Larissa Das erste Mal, als ich von SimTech hörte, war am Unitag. Ich hatte nicht erwartet, dass der Vortrag mich so sehr überzeugen würde. Mathematik, Physik und mehr in einem... Ich musste mich also noch nicht entscheiden, was ich exakt vorhatte nach dem Abitur. Das wusste ich ehrlich gesagt auch noch nicht so genau: was ich werden wollte, was ich lernen wollte. Außerdem klang es exotisch  – einfach nach etwas, das nicht jeder macht – und folglich umso interessanter für mich. Begeistern konnte ich mich vor allem für SimTech, da ich schon großes Interesse hatte an der Simulationsabteilung in der Firma, in der ich mein BOGY-Praktikum absolviert hatte. Allein die Vorstellung, dass man so gut wie alles am Computer mathematisch ausdrücken, berechnen und Vorhersagen treffen kann, faszinierte mich.
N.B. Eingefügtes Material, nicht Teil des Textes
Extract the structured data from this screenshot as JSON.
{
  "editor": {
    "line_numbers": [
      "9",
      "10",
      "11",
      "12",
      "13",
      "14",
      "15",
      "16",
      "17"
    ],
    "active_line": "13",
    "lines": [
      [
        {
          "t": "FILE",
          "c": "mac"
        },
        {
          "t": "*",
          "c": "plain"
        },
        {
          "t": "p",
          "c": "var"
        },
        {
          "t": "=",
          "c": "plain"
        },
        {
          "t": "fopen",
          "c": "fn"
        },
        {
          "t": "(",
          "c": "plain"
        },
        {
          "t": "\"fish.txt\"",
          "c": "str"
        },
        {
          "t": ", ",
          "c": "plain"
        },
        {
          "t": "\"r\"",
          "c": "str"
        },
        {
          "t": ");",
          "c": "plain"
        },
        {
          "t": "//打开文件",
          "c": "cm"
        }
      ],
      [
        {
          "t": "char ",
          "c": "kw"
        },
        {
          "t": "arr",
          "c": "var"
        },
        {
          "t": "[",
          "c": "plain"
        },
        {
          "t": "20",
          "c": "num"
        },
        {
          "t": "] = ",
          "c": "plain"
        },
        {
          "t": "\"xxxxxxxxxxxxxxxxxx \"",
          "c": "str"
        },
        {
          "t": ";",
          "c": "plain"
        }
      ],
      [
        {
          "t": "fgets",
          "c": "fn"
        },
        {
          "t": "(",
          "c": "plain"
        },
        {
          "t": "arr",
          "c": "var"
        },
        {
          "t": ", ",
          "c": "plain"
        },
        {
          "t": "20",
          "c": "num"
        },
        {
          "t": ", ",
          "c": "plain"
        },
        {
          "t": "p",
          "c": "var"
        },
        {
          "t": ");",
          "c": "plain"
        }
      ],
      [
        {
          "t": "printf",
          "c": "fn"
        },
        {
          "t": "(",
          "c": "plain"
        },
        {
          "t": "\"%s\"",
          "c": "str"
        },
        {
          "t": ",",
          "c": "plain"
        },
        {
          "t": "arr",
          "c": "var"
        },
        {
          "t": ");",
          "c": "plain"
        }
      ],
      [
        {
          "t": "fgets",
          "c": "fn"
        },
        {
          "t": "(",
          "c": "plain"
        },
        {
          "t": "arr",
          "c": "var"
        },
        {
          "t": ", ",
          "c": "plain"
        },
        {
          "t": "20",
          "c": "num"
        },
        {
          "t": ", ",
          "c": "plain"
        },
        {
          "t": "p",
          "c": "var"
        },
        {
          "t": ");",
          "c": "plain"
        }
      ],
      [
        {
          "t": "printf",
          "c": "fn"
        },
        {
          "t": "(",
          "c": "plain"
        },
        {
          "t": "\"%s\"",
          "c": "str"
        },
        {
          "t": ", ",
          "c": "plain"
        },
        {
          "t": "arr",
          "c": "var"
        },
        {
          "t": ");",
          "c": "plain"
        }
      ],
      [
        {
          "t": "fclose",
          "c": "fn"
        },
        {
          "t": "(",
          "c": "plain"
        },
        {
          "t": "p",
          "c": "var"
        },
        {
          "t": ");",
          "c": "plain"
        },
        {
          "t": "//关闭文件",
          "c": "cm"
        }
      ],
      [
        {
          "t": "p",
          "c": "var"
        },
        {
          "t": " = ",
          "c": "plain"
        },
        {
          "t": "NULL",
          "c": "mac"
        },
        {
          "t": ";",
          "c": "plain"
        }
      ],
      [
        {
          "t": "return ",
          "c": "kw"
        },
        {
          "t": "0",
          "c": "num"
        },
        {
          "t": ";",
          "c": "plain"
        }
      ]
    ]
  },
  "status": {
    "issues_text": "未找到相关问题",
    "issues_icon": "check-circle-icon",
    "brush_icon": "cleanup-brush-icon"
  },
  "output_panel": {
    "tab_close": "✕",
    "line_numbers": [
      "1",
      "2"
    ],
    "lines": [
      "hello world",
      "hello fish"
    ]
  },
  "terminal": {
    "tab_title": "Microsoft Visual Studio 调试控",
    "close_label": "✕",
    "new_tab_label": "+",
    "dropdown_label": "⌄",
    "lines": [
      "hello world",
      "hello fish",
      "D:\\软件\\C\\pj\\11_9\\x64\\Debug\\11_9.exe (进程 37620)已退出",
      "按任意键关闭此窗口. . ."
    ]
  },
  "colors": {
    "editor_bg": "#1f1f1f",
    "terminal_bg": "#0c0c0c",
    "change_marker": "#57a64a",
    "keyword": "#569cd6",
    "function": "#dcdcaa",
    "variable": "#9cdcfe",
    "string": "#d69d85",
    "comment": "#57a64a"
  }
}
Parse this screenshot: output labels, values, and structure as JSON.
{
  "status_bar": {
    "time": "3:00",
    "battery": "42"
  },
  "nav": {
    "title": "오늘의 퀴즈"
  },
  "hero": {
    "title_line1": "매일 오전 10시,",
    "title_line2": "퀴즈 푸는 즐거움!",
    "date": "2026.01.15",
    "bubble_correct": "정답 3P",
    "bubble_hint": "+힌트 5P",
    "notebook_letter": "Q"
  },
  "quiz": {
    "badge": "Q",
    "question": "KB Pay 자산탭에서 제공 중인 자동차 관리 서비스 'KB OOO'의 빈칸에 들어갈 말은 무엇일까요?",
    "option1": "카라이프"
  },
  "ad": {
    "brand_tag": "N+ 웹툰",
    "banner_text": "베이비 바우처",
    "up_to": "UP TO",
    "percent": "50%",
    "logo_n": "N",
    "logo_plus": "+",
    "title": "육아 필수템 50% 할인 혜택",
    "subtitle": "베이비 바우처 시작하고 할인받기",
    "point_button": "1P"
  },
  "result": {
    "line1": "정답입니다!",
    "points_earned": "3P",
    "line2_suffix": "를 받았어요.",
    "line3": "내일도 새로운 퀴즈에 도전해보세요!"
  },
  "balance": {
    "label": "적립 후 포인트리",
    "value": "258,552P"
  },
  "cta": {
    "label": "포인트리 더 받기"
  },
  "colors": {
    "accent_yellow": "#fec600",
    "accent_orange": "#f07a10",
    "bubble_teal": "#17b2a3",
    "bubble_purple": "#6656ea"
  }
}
Nach dem Bewerben und Einschreiben für SimTech besuchte ich den Informatik-Kurs und den Mathe-Kurs des MINT-Kollegs. Vor allem Dank des Mathe-Vorkurses wurde mir der Einstieg ins Studium deutlich erleichtert. Man hatte durch den Kurs schon mal gesehen, wie es im Studium voraussichtlich abläuft. Zum ersten Mal Probleme hatte ich mit Analysis 1, da ich die Scheinklausuren vollkommen falsch eingeschätzt hatte. Geholfen hat mir dabei jede(r) SimTech-Student(in), den/die ich gefragt habe! Und an dieser Stelle sei nochmals angemerkt: wenn Analysis 1 nicht so gut läuft, heißt das nicht, dass Analysis 2 oder 3 auch nicht klappt!!! Auch diese Aussage hat mich überrascht, bevor ich es selbst erlebt habe. Es ist meiner Meinung nach eine der wichtigen Erfahrungen im Studium: hinfallen, aber wieder aufstehen und sich nicht entmutigen lassen, wenn sich der eigene Traum nicht so einfach erfüllen lässt!

Zum dritten Semester hin habe ich mit meinem ersten HiWi-Job angefangen (Mathe-Vorkurs Tutor) und danach gleich den zweiten angehängt (HiWi-Job am Institut für Wasser- und Umweltsystemodellierung). Der Beweggrund dafür war, die ersten Erfahrungen in einem Job zu sammeln.